Nato in Egitto, forse in Alessandria[2], studiò legge in un luogo non meglio precisato. Entrato a corte, divenne prefetto e segretario dell'Imperatore Eraclio.
Scrisse, oltre alle Storie, chiamate anche Storia Universale («Οἰκυμενικὴ ἱστορία»),[2][3] altre opere minori:
L'opera principale di Teofilatto Simocatta sono, appunto, le Storie in cui narra (in otto libri) i venti anni di regno dell'Imperatore Maurizio (582-602).
L'opera si apre con un proemio che narra di un dialogo tra la Filosofia e la Storia, quest'ultima risorta dopo la fine della tirannide di Foca (l'assassino di Maurizio) e l'ascesa al potere di Eraclio. I primi libri narrano per lo più della guerra romano-persiana del 572-591 a partire dall'ascesa al trono di Maurizio (quindi a partire dal 582). Nel III libro tuttavia, dopo aver narrato l'inizio della ribellione di Bahram Chobin, interrompe la narrazione per narrare gli inizi della guerra persiana, dal 572 fino all'ascesa dell'Imperatore Maurizio.[7]
I Libri IV e V narrano la sconfitta dell'usurpatore Bahram e la fine della guerra persiana. I libri VI e VII sono concentrati sulla guerra balcanica contro gli Avari e gli Slavi, mentre il libro VIII narra la tragica fine del regno di Maurizio, assassinato da una ribellione dell'esercito che elesse come imperatore Foca, descritto a tinte fosche da Simocatta.[8] Dopo la tragica scena dell'uccisione di Maurizio, Teofilatto scrive che mentre leggeva al pubblico quella parte dell'opera, tutti si misero a piangere e allora lui decise di recitare un'orazione in cui deplorava il crimine orrendo che era stato commesso con l'uccisione di Maurizio.
Gli ultimi capitoli narrano sinteticamente che il sovrano di Persia Cosroe II usò come pretesto l'assassinio di Maurizio per dichiarare guerra all'Impero e lodano Eraclio per il fatto che, dopo aver vendicato l'assassinio di Maurizio detronizzando Foca, nel 628 riuscì a vincere i Persiani imponendo loro una pace vantaggiosa all'Impero.
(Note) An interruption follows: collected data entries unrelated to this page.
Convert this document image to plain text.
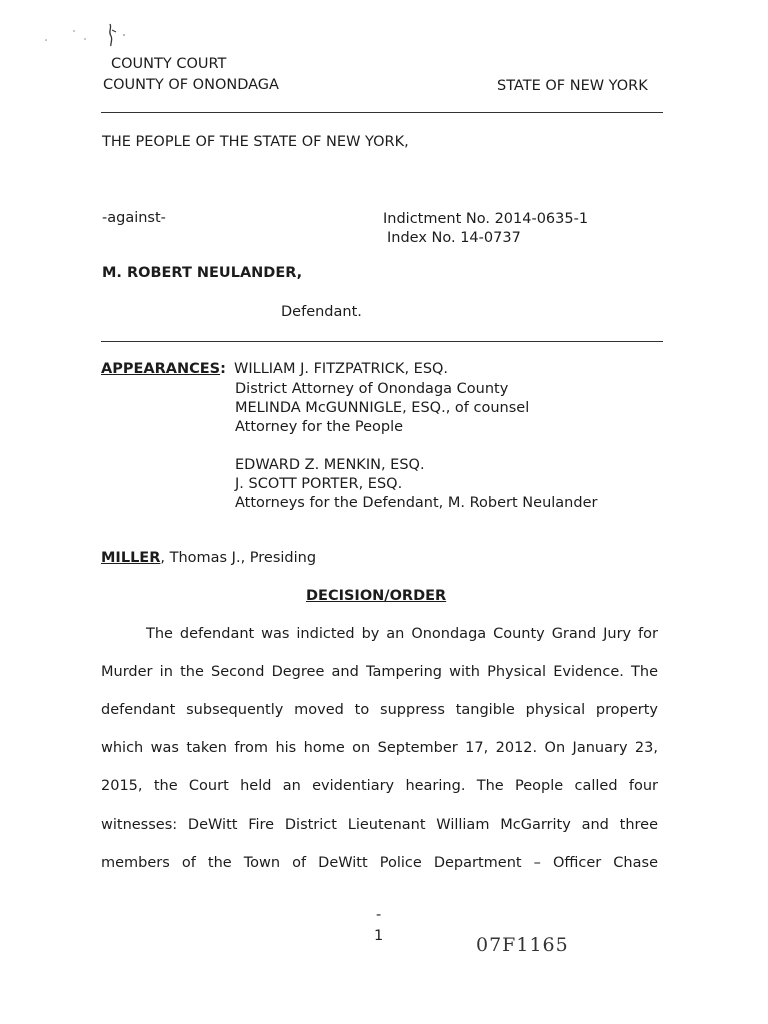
COUNTY COURT
COUNTY OF ONONDAGA	STATE OF NEW YORK
THE PEOPLE OF THE STATE OF NEW YORK,
-against-	Indictment No. 2014-0635-1
Index No. 14-0737
M. ROBERT NEULANDER,
Defendant.
APPEARANCES: WILLIAM J. FITZPATRICK, ESQ.
District Attorney of Onondaga County
MELINDA McGUNNIGLE, ESQ., of counsel
Attorney for the People
EDWARD Z. MENKIN, ESQ.
J. SCOTT PORTER, ESQ.
Attorneys for the Defendant, M. Robert Neulander
MILLER, Thomas J., Presiding
DECISION/ORDER
The defendant was indicted by an Onondaga County Grand Jury for
Murder in the Second Degree and Tampering with Physical Evidence. The
defendant subsequently moved to suppress tangible physical property
which was taken from his home on September 17, 2012. On January 23,
2015, the Court held an evidentiary hearing. The People called four
witnesses: DeWitt Fire District Lieutenant William McGarrity and three
members of the Town of DeWitt Police Department – Officer Chase
-
1	07F1165
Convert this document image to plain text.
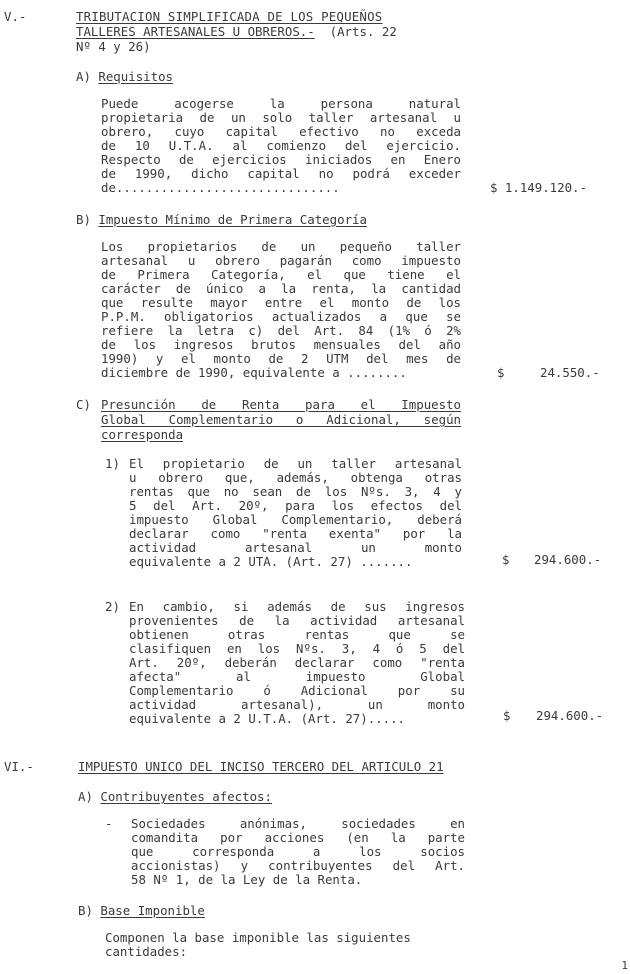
V.-	TRIBUTACION SIMPLIFICADA DE LOS PEQUEÑOS
TALLERES ARTESANALES U OBREROS.- (Arts. 22
Nº 4 y 26)
A) Requisitos
Puede acogerse la persona natural
propietaria de un solo taller artesanal u
obrero, cuyo capital efectivo no exceda
de 10 U.T.A. al comienzo del ejercicio.
Respecto de ejercicios iniciados en Enero
de 1990, dicho capital no podrá exceder
de..............................	$ 1.149.120.-
B) Impuesto Mínimo de Primera Categoría
Los propietarios de un pequeño taller
artesanal u obrero pagarán como impuesto
de Primera Categoría, el que tiene el
carácter de único a la renta, la cantidad
que resulte mayor entre el monto de los
P.P.M. obligatorios actualizados a que se
refiere la letra c) del Art. 84 (1% ó 2%
de los ingresos brutos mensuales del año
1990) y el monto de 2 UTM del mes de
diciembre de 1990, equivalente a ........	$	24.550.-
C) Presunción de Renta para el Impuesto
Global Complementario o Adicional, según
corresponda
1) El propietario de un taller artesanal
u obrero que, además, obtenga otras
rentas que no sean de los Nºs. 3, 4 y
5 del Art. 20º, para los efectos del
impuesto Global Complementario, deberá
declarar como "renta exenta" por la
actividad artesanal un monto
equivalente a 2 UTA. (Art. 27) .......	$ 294.600.-
2) En cambio, si además de sus ingresos
provenientes de la actividad artesanal
obtienen otras rentas que se
clasifiquen en los Nºs. 3, 4 ó 5 del
Art. 20º, deberán declarar como "renta
afecta" al impuesto Global
Complementario ó Adicional por su
actividad artesanal), un monto
equivalente a 2 U.T.A. (Art. 27).....	$ 294.600.-
VI.-	IMPUESTO UNICO DEL INCISO TERCERO DEL ARTICULO 21
A) Contribuyentes afectos:
- Sociedades anónimas, sociedades en
comandita por acciones (en la parte
que corresponda a los socios
accionistas) y contribuyentes del Art.
58 Nº 1, de la Ley de la Renta.
B) Base Imponible
Componen la base imponible las siguientes
cantidades:
1
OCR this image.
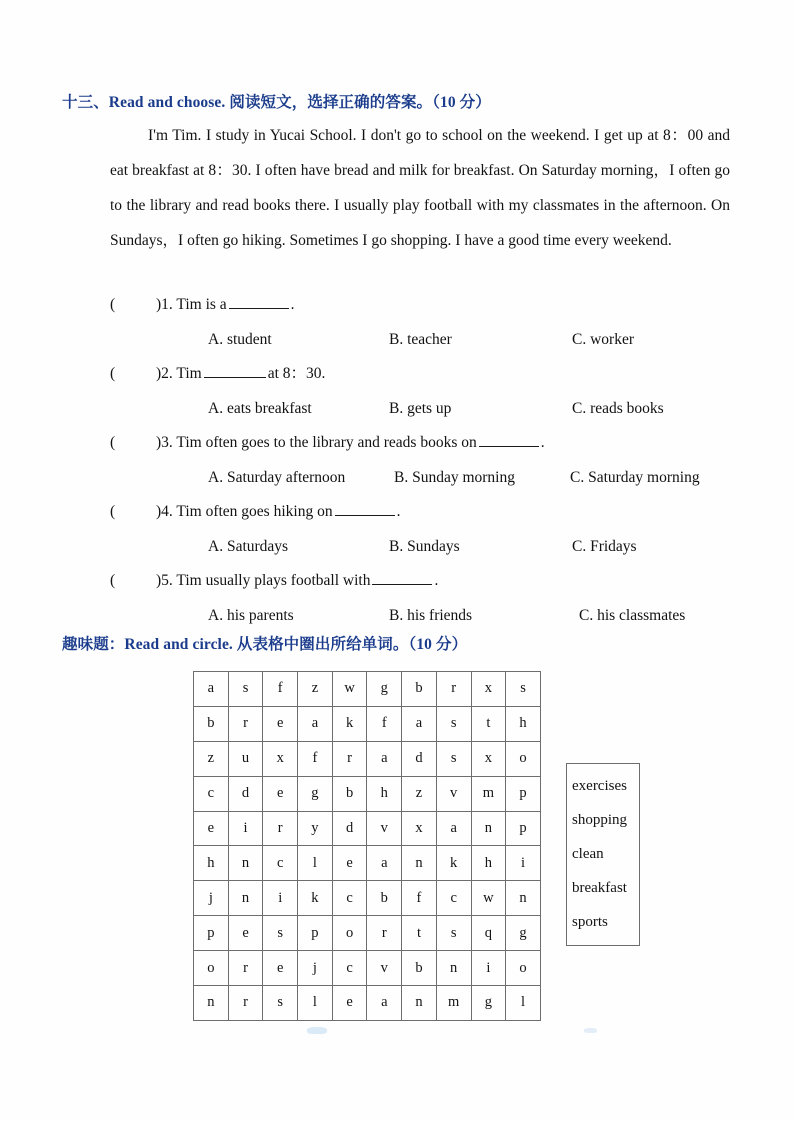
十三、Read and choose. 阅读短文，选择正确的答案。（10 分）
I'm Tim. I study in Yucai School. I don't go to school on the weekend. I get up at 8：00 and eat breakfast at 8：30. I often have bread and milk for breakfast. On Saturday morning，I often go to the library and read books there. I usually play football with my classmates in the afternoon. On Sundays，I often go hiking. Sometimes I go shopping. I have a good time every weekend.
(	)1. Tim is a	.
A. student	B. teacher	C. worker
(	)2. Tim	at 8：30.
A. eats breakfast	B. gets up	C. reads books
(	)3. Tim often goes to the library and reads books on	.
A. Saturday afternoon	B. Sunday morning	C. Saturday morning
(	)4. Tim often goes hiking on	.
A. Saturdays	B. Sundays	C. Fridays
(	)5. Tim usually plays football with	.
A. his parents	B. his friends	C. his classmates
趣味题：Read and circle. 从表格中圈出所给单词。（10 分）
a	s	f	z	w	g	b	r	x	s
b	r	e	a	k	f	a	s	t	h
z	u	x	f	r	a	d	s	x	o
c	d	e	g	b	h	z	v	m	p
e	i	r	y	d	v	x	a	n	p
h	n	c	l	e	a	n	k	h	i
j	n	i	k	c	b	f	c	w	n
p	e	s	p	o	r	t	s	q	g
o	r	e	j	c	v	b	n	i	o
n	r	s	l	e	a	n	m	g	l
exercises
shopping
clean
breakfast
sports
Nei capitoli finali, infatti, si descrive la guerra intrapresa dell'imperatore Eraclio I contro i Persiani Sasanidi (602-628), anche se non ricorda gli Arabi che strapparono a Costantinopoli (a partire dal 634) la Siria, la Palestina e l'Egitto e, più tardi, il Nordafrica.
Simocatta usa come fonti archivi, relazioni di ambasciatori, testimonianze orali, fonti scritte; tra l'altro, descrive con precisione gli usi e costumi di Avari e Turchi, i vari popoli barbari che erano entrati in contatto con l'Impero. Del resto, il suo lavoro, che pure ha un minore spessore rispetto a quello di Procopio di Cesarea, è un'importante fonte d'informazioni sul tardo VI secolo e, in particolare, su come i Bizantini videro e giudicarono Slavi e Persiani.[9] Inoltre, oltre a questi excursus geografici, la narrazione degli eventi è spesso interrotta anche da aneddoti e prodigi, in linea con l'interesse paradossografico e aneddotico mostrato dalle opere minori.
Lo stile, in linea con le tendenze retoriche dell'epoca, è alto, pieno di metafore e circonlocuzioni, come rilevava già Fozio:[10]
«Il suo stile ha qualche cosa di elegante, anche se, abusando di voci figurate e allegorie, cade in una certa freddezza e in inezie puerili. Insomma, quel suo poco opportuno interporre tante massime dimostra una diligenza tanto studiosa che va oltre il bisogno.»
La prima traduzione latina di Simocatta fu composta da Niccolò Copernico: il libro, oggi estremamente raro, fu stampato a Cracovia nel 1509.[11]